However tax structures and rates would be harmonised,
as a necessary condition for the elimination of
competitive distortions in connection with the common
market aspect of the arrangement. Nevertheless some
control over national budget deficits and debt levels
would have to be imposed
- in a maximalist fiscal arrangement the whole system of
taxing and spending would be centralised and, in
conjunction with this, there would be a centralised
system of borrowing and a federal budget deficit (or
surplus).
The process of monetary integration - “road map” in
1992 in Maastricht Treaty
There were at least four possible scenarios
Minimal monetary + minimal fiscal arrangement
Maximal monetary + minimal fiscal arrangement
Minimal monetary + maximal fiscal arrangement
Maximal monetary + maximal fiscal arrangement
Maastricht model of EMU selected a maximalist
monetary arrangement, together with a minimalist fiscal
arrangement
Monetary arrangement = full centralization of monetary
policies represented by European Central Bank
(established 1998) and the System of European Central
Banks
Fiscal arrangement = fiscal coordination, regulated by
Stability and Growth Pact (adopted 1997 in Amsterdam,
reformed in 2005)
EUROPEAN CENTRAL BANK
The ECB was established by EU in 1998 and is located
in Frankfurt, the largest financial centre in the
Eurozone
European system of central banks (ESCB) = the ECB
plus all the national Central Banks (NCBs) of the EMU
member states
ECB and ESCB is responsible for monetary policy
covering the 13 member countries of the Eurozone
The primary objective of the ECB and the ESCB is "to
maintain price stability" within the Eurozone, in other
words to keep inflation low.
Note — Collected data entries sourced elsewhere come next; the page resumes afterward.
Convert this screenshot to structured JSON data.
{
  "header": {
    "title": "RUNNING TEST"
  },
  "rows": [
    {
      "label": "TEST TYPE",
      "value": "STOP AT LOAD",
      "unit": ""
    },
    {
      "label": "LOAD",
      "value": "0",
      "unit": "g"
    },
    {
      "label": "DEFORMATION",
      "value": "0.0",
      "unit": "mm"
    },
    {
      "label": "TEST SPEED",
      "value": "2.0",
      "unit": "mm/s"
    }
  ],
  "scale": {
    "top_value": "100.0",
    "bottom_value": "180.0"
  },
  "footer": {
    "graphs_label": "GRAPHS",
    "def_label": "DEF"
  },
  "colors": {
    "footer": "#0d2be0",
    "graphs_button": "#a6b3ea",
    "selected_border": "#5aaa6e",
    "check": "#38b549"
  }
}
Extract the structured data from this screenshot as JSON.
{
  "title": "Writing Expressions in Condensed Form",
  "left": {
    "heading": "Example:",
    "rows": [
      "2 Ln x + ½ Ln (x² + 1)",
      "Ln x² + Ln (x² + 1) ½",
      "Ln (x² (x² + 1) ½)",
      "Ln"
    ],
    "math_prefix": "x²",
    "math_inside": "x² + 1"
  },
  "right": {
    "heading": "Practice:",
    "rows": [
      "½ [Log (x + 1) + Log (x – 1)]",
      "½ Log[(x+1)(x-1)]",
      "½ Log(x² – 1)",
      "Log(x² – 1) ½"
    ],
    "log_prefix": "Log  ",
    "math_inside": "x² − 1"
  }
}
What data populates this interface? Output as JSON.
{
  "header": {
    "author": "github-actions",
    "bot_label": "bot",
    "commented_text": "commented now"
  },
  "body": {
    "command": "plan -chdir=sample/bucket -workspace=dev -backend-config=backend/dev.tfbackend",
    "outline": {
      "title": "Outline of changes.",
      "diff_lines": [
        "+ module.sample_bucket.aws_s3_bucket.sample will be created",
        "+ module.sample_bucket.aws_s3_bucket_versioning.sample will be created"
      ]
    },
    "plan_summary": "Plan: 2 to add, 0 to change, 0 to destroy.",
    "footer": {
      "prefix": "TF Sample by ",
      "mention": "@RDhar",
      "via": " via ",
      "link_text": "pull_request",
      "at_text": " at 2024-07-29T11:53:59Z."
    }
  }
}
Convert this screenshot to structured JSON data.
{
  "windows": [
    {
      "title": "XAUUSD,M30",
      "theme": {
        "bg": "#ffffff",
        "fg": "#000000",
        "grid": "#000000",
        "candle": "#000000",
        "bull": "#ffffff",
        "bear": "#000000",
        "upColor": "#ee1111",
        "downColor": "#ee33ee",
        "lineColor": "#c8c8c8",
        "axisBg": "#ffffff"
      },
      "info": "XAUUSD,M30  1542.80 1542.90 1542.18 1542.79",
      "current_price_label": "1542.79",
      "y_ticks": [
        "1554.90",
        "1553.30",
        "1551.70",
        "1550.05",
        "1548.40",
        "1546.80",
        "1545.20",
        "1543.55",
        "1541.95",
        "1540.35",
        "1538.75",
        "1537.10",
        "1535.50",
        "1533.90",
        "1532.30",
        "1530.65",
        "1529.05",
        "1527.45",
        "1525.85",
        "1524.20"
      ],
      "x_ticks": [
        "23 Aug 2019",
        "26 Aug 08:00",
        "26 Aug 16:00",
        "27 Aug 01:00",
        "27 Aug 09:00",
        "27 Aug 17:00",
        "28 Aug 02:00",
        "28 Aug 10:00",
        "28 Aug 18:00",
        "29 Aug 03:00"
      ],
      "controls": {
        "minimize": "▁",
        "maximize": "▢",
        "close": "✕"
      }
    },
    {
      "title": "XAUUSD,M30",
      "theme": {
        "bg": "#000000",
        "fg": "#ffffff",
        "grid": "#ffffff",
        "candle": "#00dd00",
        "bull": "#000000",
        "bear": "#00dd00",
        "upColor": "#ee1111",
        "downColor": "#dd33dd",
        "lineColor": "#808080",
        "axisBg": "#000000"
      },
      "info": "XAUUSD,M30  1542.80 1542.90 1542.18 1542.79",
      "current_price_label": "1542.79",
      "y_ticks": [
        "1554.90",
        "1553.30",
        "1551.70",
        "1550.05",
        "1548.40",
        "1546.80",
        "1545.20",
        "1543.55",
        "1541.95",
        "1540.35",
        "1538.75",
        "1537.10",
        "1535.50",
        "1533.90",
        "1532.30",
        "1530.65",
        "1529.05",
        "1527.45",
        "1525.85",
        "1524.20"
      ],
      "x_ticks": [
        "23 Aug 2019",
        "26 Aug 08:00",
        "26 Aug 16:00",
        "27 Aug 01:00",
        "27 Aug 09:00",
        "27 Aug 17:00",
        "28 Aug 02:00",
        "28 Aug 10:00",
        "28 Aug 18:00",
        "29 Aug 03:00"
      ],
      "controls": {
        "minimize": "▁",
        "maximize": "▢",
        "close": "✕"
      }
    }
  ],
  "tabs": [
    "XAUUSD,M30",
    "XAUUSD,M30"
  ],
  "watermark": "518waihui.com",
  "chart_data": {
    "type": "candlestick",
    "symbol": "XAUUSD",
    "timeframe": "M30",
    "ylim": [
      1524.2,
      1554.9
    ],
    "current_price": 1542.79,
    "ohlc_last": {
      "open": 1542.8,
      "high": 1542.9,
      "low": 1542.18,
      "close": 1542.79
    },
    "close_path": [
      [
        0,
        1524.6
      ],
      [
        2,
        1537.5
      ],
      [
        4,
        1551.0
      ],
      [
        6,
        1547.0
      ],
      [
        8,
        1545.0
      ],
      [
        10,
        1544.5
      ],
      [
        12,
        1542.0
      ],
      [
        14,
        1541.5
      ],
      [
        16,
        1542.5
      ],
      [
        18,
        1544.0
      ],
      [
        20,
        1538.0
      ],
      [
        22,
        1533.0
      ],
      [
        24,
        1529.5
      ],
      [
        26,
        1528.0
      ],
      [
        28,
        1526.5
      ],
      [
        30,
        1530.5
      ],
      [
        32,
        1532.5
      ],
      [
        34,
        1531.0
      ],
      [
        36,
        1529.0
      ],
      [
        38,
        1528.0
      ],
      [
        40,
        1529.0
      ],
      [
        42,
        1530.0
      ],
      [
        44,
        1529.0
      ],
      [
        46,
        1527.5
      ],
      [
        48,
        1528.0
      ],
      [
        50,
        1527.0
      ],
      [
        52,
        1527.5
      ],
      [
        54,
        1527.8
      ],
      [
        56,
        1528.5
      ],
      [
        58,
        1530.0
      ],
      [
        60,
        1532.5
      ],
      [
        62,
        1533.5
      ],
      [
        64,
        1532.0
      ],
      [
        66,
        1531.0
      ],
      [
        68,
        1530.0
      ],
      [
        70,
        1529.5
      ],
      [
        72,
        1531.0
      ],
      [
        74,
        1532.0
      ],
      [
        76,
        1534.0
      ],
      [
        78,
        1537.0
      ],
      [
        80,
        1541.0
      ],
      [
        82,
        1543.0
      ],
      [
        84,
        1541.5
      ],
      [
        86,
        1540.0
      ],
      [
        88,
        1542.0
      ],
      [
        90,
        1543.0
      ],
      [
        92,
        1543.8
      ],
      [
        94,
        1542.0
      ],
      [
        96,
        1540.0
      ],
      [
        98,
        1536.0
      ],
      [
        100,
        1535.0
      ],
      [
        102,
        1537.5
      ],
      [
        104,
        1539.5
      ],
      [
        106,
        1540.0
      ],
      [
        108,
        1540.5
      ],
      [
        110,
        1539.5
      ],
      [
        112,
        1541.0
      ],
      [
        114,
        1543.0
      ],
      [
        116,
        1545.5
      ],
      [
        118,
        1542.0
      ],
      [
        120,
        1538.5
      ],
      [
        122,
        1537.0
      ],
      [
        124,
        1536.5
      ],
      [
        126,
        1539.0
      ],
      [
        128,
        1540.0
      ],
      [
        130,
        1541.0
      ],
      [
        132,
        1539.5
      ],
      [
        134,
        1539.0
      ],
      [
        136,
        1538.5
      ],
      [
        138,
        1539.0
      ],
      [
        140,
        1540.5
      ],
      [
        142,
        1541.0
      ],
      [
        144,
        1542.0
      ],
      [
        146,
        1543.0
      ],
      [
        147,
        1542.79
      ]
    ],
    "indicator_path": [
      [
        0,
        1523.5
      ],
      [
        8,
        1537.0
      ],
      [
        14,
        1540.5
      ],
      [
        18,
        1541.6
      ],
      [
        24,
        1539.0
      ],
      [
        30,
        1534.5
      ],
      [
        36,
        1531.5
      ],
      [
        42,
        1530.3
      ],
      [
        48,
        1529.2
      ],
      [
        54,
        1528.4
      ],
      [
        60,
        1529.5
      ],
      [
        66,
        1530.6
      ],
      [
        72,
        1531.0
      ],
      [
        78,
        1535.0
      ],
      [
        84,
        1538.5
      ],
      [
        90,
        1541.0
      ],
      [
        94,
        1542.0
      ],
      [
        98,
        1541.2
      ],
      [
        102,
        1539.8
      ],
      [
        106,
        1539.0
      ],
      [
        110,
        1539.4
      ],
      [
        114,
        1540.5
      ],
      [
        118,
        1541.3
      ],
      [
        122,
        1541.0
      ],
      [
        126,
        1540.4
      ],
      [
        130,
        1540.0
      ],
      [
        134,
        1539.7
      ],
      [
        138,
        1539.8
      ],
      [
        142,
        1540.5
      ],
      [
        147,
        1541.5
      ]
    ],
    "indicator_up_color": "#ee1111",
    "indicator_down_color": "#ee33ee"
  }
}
The present target is to
keep inflation below, but close to, 2%.
Second to this objective, the key tasks of the ECB and
ESCB are to define and implement the monetary policy
for the eurozone, support the economic policies of
the member states, conduct foreign exchange operations
(and take care of the foreign reserves of the ESCB) and
promote smooth operation of the banking payment
system
The ECB has the exclusive right
to authorize emission of banknotes
to set interest rates for the Eurozone
National Central Banks can issue euro coins but the
amount must be authorized by the ECB beforehand
The ECB has independence from any European or
national institution and also holds financial
independence by means of a separate budget drawn
from national central banks (NCB).
Governance of ESCB
President of ECB
first President of the Bank was Wim Duisenberg, the
former president of De Nederlandsche Bank, who was
succeeded in November 2003 by Jean-Claude Trichet,
former head of Banque de France.
Governing Council
Executive Board
General Council
Governing Council
the supreme decision making body of the ECB
composed of the members of the executive board and
the governors of the NCBs
responsible
for taking decisions on monetary policy, interest
rates and the reserves of the ESCB
in other matters, such as authorization the issue of
banknotes
in advising other institutions on draft legislation
Governing Council meets at least ten times a year and
can only be attended by members and the Council
President and Commission President
In voting each member has one vote (the Council and
Commission presidents do not vote) and decisions are
taken by a simple majority
The Executive Board is responsible for the
implementation of monetary policy defined by the
Governing Council and the day-to-day running of the
bank. In this it issues decisions to NCBs and may also
exercise powers delegated to it by the Governing
Council
comprised of the President of ECB, a vice president and
four other members. They are all appointed by common
accord of the eurozone governments for a nonrenewable eight year term. By an understanding arrived
at in 2005, four of these six seats are currently reserved
for the Eurozone's four big central banks of France,
Germany, Italy and Spain.
General Council
body dealing with transitional issues of euro adoption,
for example fixing the exchange rates of currencies
being replaced by the euro, (continuing the tasks of the
former European Monetary Institute, predecessor of
ECB)
It exists until all states adopt the euro, at which point it
would be dissolved. It is composed of the President and
vice president of ECB together with the governors of all
the NCBs of the EU.
STABILITY AND GROWTH PACT
the Stability and Growth Pact (SGP) is an agreement by
European Union member states related to their conduct
of fiscal policy
monetary policy centralization – ECB responsibility
fiscal coordination by SGP – Commission and Council
of Ministers responsibility
SGP consists of fiscal monitoring, and sanctions against
offending members
the pact was adopted in 1997, so that fiscal discipline
would be maintained and enforced in the EMU
Member states adopting the euro have to meet the
Maastricht convergence criteria, and the SGP ensures
that they continue to observe them
The actual criteria that member states must respect:
- annual budget deficit no higher than 3% of GDP
(this includes the sum of all public budgets, including
municipalities, regions, etc)
- national debt lower than 60% of GDP or
approaching that value.
Excessive deficit procedure
First step – establishing excessive deficit
If the Commission identifies excessive budget deficit of
some Member State of the EMU (exceeding 3% of
GDP), it prepares the report and recommendation for
the Council of Ministers. The Council then decides by
qualified majority of all Member States of the EU
(including the states not participating in EMU and the
Member State of EMU that is evaluated by the report),
whether the budget deficit, considering all
circumstances, can be classified as an excessive one.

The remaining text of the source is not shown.